Case in point: On Monday, Obama “warned” the Supreme Court against judicial activism, saying that overturning his health law “would be an unprecedented, extraordinary step of overturning a law that was passed by a strong majority of a democratically elected Congress.” But every law that has ever been struck down has had the majority support of the legislature (a constitutional requirement). Thus the Court’s striking down Obamacare could not possibly be “unprecedented” or “extraordinary.”
Obama then claimed that striking down Obamacare would be “a good example” of judicial activism since it would mean that “an unelected group of people would somehow overturn a duly constituted and passed law.” It is certainly a relief to see Obama concerned about the power of unelected officials—if only he would turn his attention to the vastly power delegated to unelected bureaucrats in executive agencies—but in this case, Supreme Court justices are supposed to be unelected in order to provide a check against the popular branches. If anything, concern for congressional will should lead the Court to strike down the entirety of Obamacare. Justice Kennedy, for example, suggested that the Court would show more judicial restraint by throwing out the entire law rather than having the justices choose which particular parts of the law could stay without the mandate.

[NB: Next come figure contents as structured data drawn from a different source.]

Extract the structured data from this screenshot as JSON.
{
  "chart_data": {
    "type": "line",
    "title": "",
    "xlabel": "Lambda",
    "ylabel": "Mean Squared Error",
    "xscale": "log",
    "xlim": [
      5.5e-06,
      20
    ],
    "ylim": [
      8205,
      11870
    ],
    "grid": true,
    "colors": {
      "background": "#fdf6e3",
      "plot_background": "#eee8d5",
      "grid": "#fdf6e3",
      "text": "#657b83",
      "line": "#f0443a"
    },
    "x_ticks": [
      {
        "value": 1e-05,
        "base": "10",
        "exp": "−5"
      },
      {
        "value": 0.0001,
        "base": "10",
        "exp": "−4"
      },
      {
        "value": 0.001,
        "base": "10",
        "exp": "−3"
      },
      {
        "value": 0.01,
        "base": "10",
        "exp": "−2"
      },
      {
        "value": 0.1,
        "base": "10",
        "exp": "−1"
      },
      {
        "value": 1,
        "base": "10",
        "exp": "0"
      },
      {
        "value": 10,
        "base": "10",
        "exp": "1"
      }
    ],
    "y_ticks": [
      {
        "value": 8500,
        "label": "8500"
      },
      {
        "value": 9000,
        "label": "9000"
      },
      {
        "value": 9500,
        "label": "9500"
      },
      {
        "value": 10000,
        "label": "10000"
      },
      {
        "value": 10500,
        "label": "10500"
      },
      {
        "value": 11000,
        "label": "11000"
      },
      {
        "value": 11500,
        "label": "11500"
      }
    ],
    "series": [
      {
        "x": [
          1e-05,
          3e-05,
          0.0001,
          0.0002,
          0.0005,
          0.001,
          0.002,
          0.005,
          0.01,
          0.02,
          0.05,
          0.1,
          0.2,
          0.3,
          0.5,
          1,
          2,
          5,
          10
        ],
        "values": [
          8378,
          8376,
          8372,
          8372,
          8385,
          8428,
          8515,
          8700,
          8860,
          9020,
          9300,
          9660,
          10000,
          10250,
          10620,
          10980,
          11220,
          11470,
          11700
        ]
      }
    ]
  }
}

Obama’s claim that Obamacare is sacrosanct because it is a “duly constituted and passed law” reveals further fuzziness of logic. That a law was passed in a constitutional manner in no way ensure that it is constitutional. Congress and the President could, for example, follow the constitutional process to a “t” when passing a law prohibiting the publication of newspapers, but it would still be unconstitutional.
Ironically, if Obama actually believed his arguments, he would have to oppose many of the left’s favorite cases, such as Roe v Wade, which struck down democratically and properly enacted laws.
Ultimately, there are only two standards on which one can base judicial decisions: the Constitution itself or politics. If evolving political trends is the standard by which cases are decided, then justices are free to appeal to whatever spurious doctrines (constitutional “penumbras,” anyone?) further their cause, and liberals cannot complain when conservatives win the day.
But, of course, politics was never meant to be the guiding judicial principle. Rather, judges are supposed to make decisions based on a proper understanding of the meaning of the Constitution’s text as it was written and publicly understood at the time of ratification—a method commonly referred to as originalism. Judges are activist only if (but also whenever) they make decisions not based on the text of the Constitution.